Among 684 patients diagnosed as having proximal humerus fracture and who were treated by surgical therapy in 13 institutions (named TRON group) from 2015 through 2020, 496 patients (men, n = 134, women, n = 362; mean [SD] age, 68.5 [14.5] years; mean [SD] body mass index [BMI], 23.0 [4.4] kg/m) were included as subjects. Excluded were 188 patients due to less than 12 month's follow-up, patients who underwent osteosynthesis using neither plate nor nail and those with open fracture. We extracted the following as risk factors of FRI: sex, BMI, smoking status, diabetes, glenohumeral fracture dislocation, fracture classification, approach, implant, waiting period, type of anesthesia, operative time and blood loss during surgery. We conducted logistic regression analysis to investigate the risk factors of FRI using these extracted items as explanatory variables and the presence or absence of FRI as the response variable.
FRI occurred after surgery for proximal humerus fracture in 9 of the 496 patients (1.8%). The causative organism was methicillin-susceptible Staphylococcus aureus in 4 patients, Pseudomonas aeruginosa in one patient and Enterococcus faecalis in one patient. In the other 3 patients, causative organisms were not detected. The univariate analysis showed significant differences for present of glenohumeral fracture dislocation (p = 0.004). Logistic regression analysis showed glenohumeral fracture dislocation to be the significant explanatory factor for FRI (odds ratio 12.3, p = 0.0375).
This study revealed an infection rate following open reduction and internal fixation of proximal humerus fracture of 1.8% (9 patients) and that Staphylococcus was the most frequent causative organism. Glenohumeral fracture dislocation is a significant risk for postoperative FRI.
肱骨近端骨折手术治疗的并发症之一是骨折相关感染(FRI)。本多中心研究旨在调查 FRI 的发生率,并阐明接受肱骨近端骨折切开复位内固定治疗的患者中与 FRI 相关的危险因素。
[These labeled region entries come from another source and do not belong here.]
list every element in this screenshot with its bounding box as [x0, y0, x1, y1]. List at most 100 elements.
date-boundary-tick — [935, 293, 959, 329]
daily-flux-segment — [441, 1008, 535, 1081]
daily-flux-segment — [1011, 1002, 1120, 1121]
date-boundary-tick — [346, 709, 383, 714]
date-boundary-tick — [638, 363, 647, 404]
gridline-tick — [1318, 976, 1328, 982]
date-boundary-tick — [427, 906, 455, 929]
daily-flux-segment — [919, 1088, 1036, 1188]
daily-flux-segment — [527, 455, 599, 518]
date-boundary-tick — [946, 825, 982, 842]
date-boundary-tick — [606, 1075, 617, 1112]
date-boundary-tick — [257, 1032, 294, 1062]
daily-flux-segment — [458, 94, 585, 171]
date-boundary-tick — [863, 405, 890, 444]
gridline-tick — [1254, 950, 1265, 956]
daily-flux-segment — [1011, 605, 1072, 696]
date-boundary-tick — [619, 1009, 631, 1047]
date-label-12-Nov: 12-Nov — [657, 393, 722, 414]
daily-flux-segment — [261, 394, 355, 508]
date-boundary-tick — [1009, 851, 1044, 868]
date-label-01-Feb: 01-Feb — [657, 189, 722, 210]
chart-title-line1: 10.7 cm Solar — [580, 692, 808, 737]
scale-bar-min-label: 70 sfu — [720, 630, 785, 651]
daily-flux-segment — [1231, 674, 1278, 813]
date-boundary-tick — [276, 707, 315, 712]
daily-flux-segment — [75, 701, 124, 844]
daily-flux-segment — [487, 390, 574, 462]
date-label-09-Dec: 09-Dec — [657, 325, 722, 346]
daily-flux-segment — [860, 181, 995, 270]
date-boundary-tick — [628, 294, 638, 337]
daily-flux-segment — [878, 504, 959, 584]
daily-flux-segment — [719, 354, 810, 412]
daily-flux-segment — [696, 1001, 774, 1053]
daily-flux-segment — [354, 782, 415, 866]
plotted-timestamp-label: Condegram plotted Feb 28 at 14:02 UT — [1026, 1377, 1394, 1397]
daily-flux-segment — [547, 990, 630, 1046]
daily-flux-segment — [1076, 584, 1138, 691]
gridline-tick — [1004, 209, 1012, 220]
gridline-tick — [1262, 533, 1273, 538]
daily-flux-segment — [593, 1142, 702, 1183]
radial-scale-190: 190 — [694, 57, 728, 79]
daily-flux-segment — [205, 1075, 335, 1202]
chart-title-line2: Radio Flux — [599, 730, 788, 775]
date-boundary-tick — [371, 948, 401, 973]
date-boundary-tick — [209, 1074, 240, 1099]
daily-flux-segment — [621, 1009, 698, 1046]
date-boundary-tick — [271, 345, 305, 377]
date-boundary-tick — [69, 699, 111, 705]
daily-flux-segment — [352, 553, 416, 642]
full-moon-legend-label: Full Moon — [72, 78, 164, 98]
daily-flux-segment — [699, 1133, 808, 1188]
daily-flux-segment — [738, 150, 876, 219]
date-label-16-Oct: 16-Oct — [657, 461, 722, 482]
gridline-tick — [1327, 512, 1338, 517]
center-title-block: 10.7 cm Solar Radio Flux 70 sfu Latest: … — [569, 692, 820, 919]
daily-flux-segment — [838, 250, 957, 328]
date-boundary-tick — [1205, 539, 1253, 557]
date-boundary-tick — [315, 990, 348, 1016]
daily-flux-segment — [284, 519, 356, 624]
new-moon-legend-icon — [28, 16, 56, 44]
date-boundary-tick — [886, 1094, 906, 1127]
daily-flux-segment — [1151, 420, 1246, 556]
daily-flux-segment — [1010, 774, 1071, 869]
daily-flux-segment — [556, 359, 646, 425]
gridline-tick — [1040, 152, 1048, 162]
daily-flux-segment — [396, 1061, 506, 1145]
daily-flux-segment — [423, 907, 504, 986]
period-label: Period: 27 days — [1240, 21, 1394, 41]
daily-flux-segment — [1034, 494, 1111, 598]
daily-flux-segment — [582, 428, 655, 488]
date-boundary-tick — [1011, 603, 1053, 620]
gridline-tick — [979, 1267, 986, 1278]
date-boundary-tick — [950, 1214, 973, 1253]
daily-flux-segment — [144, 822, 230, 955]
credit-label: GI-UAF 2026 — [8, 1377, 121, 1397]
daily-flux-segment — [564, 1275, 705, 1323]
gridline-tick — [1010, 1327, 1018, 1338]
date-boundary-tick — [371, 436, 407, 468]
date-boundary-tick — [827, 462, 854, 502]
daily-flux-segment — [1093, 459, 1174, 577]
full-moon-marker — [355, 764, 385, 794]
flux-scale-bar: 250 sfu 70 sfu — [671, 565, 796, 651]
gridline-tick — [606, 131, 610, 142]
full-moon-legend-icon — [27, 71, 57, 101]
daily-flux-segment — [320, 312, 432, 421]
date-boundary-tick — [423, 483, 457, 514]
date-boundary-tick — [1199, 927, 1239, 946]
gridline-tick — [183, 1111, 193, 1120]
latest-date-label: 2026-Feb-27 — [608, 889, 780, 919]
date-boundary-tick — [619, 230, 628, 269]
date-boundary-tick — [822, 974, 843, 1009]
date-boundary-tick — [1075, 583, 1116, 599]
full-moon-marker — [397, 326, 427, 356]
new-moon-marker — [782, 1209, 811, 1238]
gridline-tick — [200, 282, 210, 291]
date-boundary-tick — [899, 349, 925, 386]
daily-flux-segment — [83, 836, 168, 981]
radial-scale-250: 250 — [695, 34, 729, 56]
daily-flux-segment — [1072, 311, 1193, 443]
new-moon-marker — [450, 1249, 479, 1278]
在 2015 年至 2020 年期间,13 家机构(命名为 TRON 组)对 684 例肱骨近端骨折患者进行了手术治疗,其中 496 例(男性,n=134,女性,n=362;平均[SD]年龄,68.5[14.5]岁;平均[SD]体重指数[BMI],23.0[4.4]kg/m)被纳入研究对象。排除标准为随访时间少于 12 个月、未使用钢板或钉子进行内固定以及开放性骨折的 188 例患者。我们提取了以下 FRI 的危险因素:性别、BMI、吸烟状况、糖尿病、盂肱关节骨折脱位、骨折分类、入路、植入物、等待时间、麻醉类型、手术时间和术中失血量。我们使用这些提取项目作为解释变量,以 FRI 的存在或不存在作为响应变量,进行逻辑回归分析,以调查 FRI 的危险因素。
在 496 例肱骨近端骨折患者中,9 例(1.8%)术后发生 FRI。4 例患者的病原体为耐甲氧西林金黄色葡萄球菌,1 例患者为铜绿假单胞菌,1 例患者为粪肠球菌。在其他 3 例患者中,未检测到病原体。单因素分析显示,盂肱关节骨折脱位的存在有显著差异(p=0.004)。逻辑回归分析显示,盂肱关节骨折脱位是 FRI 的显著解释因素(优势比 12.3,p=0.0375)。
本研究显示肱骨近端骨折切开复位内固定术后感染率为 1.8%(9 例),最常见的病原体为葡萄球菌。盂肱关节骨折脱位是术后 FRI 的一个显著危险因素。